Voor Syrië ligt de steun internationaal moeilijker door het bloederige conflict dat al jaren aansleept in het land. Rusland, de belangrijke militaire bondgenoot van het regime van president Bashar al-Assad, benadrukt zelf via het overheidsgecontroleerde persbureau Tass de inspanningen van Russische militairen bij de reddingswerkzaamheden. Het gaat om troepen die in het land gelegerd zijn. Damascus kon mede dankzij de militaire steun van Rusland de macht behouden of heroveren in delen van het land. Vandaag zou er volgens Tass ook een vliegtuig met Russische reddingswerkers geland zijn.
200 miljoen euro gezocht
De Internationale Federatie van Rode Kruis- en Rode Halve Maanverenigingen (IFRC) heeft naar aanleiding van de zware aardbevingen in Turkije een noodoproep gelanceerd voor 200 miljoen Zwitserse frank, wat overeenkomt met zowat 200 miljoen euro.
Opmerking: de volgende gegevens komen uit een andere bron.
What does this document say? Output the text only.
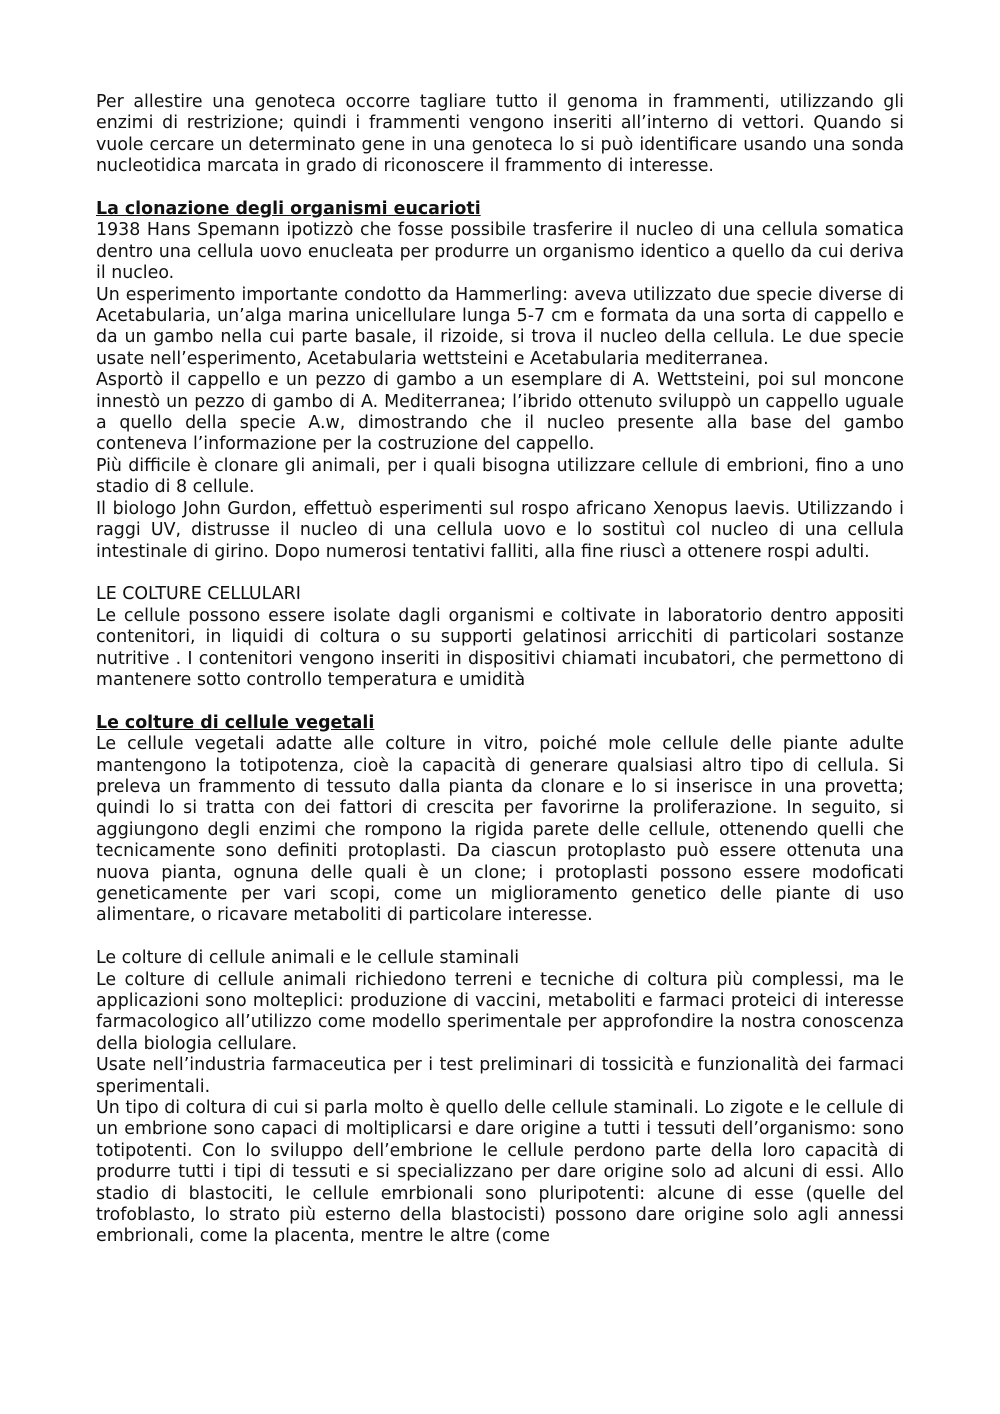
Per allestire una genoteca occorre tagliare tutto il genoma in frammenti, utilizzando gli enzimi di restrizione; quindi i frammenti vengono inseriti all’interno di vettori. Quando si vuole cercare un determinato gene in una genoteca lo si può identificare usando una sonda nucleotidica marcata in grado di riconoscere il frammento di interesse.

La clonazione degli organismi eucarioti

1938 Hans Spemann ipotizzò che fosse possibile trasferire il nucleo di una cellula somatica dentro una cellula uovo enucleata per produrre un organismo identico a quello da cui deriva il nucleo.

Un esperimento importante condotto da Hammerling: aveva utilizzato due specie diverse di Acetabularia, un’alga marina unicellulare lunga 5-7 cm e formata da una sorta di cappello e da un gambo nella cui parte basale, il rizoide, si trova il nucleo della cellula. Le due specie usate nell’esperimento, Acetabularia wettsteini e Acetabularia mediterranea.

Asportò il cappello e un pezzo di gambo a un esemplare di A. Wettsteini, poi sul moncone innestò un pezzo di gambo di A. Mediterranea; l’ibrido ottenuto sviluppò un cappello uguale a quello della specie A.w, dimostrando che il nucleo presente alla base del gambo conteneva l’informazione per la costruzione del cappello.

Più difficile è clonare gli animali, per i quali bisogna utilizzare cellule di embrioni, fino a uno stadio di 8 cellule.

Il biologo John Gurdon, effettuò esperimenti sul rospo africano Xenopus laevis. Utilizzando i raggi UV, distrusse il nucleo di una cellula uovo e lo sostituì col nucleo di una cellula intestinale di girino. Dopo numerosi tentativi falliti, alla fine riuscì a ottenere rospi adulti.

LE COLTURE CELLULARI

Le cellule possono essere isolate dagli organismi e coltivate in laboratorio dentro appositi contenitori, in liquidi di coltura o su supporti gelatinosi arricchiti di particolari sostanze nutritive . I contenitori vengono inseriti in dispositivi chiamati incubatori, che permettono di mantenere sotto controllo temperatura e umidità

Le colture di cellule vegetali

Le cellule vegetali adatte alle colture in vitro, poiché mole cellule delle piante adulte mantengono la totipotenza, cioè la capacità di generare qualsiasi altro tipo di cellula. Si preleva un frammento di tessuto dalla pianta da clonare e lo si inserisce in una provetta; quindi lo si tratta con dei fattori di crescita per favorirne la proliferazione. In seguito, si aggiungono degli enzimi che rompono la rigida parete delle cellule, ottenendo quelli che tecnicamente sono definiti protoplasti. Da ciascun protoplasto può essere ottenuta una nuova pianta, ognuna delle quali è un clone; i protoplasti possono essere modoficati geneticamente per vari scopi, come un miglioramento genetico delle piante di uso alimentare, o ricavare metaboliti di particolare interesse.

Le colture di cellule animali e le cellule staminali

Le colture di cellule animali richiedono terreni e tecniche di coltura più complessi, ma le applicazioni sono molteplici: produzione di vaccini, metaboliti e farmaci proteici di interesse farmacologico all’utilizzo come modello sperimentale per approfondire la nostra conoscenza della biologia cellulare.

Usate nell’industria farmaceutica per i test preliminari di tossicità e funzionalità dei farmaci sperimentali.

Un tipo di coltura di cui si parla molto è quello delle cellule staminali. Lo zigote e le cellule di un embrione sono capaci di moltiplicarsi e dare origine a tutti i tessuti dell’organismo: sono totipotenti. Con lo sviluppo dell’embrione le cellule perdono parte della loro capacità di produrre tutti i tipi di tessuti e si specializzano per dare origine solo ad alcuni di essi. Allo stadio di blastociti, le cellule emrbionali sono pluripotenti: alcune di esse (quelle del trofoblasto, lo strato più esterno della blastocisti) possono dare origine solo agli annessi embrionali, come la placenta, mentre le altre (come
De Rode Halve Maanorganisaties van Turkije en Syrië zijn al uitgerukt in het rampgebied. Medewerkers in Turkije zijn aanwezig in de tien getroffen provincies. Ze verdelen er voeding en noodmateriaal om gewonden en geëvacueerden te helpen. De Syrische Rode Halve Maan meldde eveneens eerste hulpacties, waarbij gewonden naar ziekenhuizen werden gebracht.
Ook Artsen Zonder Grenzen vangt slachtoffers op in Syrië, zo klinkt het in een persbericht. Honderden mensen worden opgevangen in de eigen hulpposten van de ngo of gezondheidscentra die steun krijgen van Artsen Zonder Grenzen. De ngo leverde ook medisch noodmateriaal en bijstand aan ontheemden.